With BV, there is an increase in the concentration of aerobic and anaerobic microorganisms, against this background a decrease in the concentration of lactobacilli is noted, and this leads to a decrease in the amount of lactic acid, a decrease in the acidity of the vaginal contents and the growth of anaerobes that decarboxylate amino acids, increasing the concentration of amines in the vaginal secretion. Amines give a specific fishy smell to the secretions. Non-volatile salts of these compounds are converted to volatile amines with an alkaline pH value by adding to the drop of vaginal secretions KOH (amine test).
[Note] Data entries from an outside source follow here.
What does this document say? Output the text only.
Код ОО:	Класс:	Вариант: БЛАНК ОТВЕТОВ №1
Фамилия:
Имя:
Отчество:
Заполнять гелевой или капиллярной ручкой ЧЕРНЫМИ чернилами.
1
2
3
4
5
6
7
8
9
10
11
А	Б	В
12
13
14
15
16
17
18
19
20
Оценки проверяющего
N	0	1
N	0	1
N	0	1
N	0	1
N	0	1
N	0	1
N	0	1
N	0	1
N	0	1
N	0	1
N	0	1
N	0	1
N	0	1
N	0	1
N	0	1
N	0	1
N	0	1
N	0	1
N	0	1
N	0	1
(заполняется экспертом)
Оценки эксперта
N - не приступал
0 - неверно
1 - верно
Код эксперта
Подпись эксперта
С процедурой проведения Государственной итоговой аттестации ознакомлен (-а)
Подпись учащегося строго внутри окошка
The main complaints at BV are:
the presence of liquid, homogeneous, sticky whitish-gray vaginal discharge, the number of which is usually insignificant. In the course of the long-term process of isolation, they acquire a yellowish-greenish color, become more dense, frothy;
the presence of an unpleasant "fishy" smell of discharge, which increases or appears after sexual contact, as well as during menstruation (alkalization of the environment);
rarely, discomfort, itching, burning sensation and dyspareunia (these symptoms are usually associated with inflammation, which is uncharacteristic for BV).
The duration of the symptoms may be from several months to several years. Asymptomatic BV occurs in about 50% of women. They either do not notice discharge or any other symptoms, or they are considered normal or associated with a violation of hygiene. The diagnosis is usually made in accordance with the criteria of Amsel or after microscopy of a smear with a Gram stain.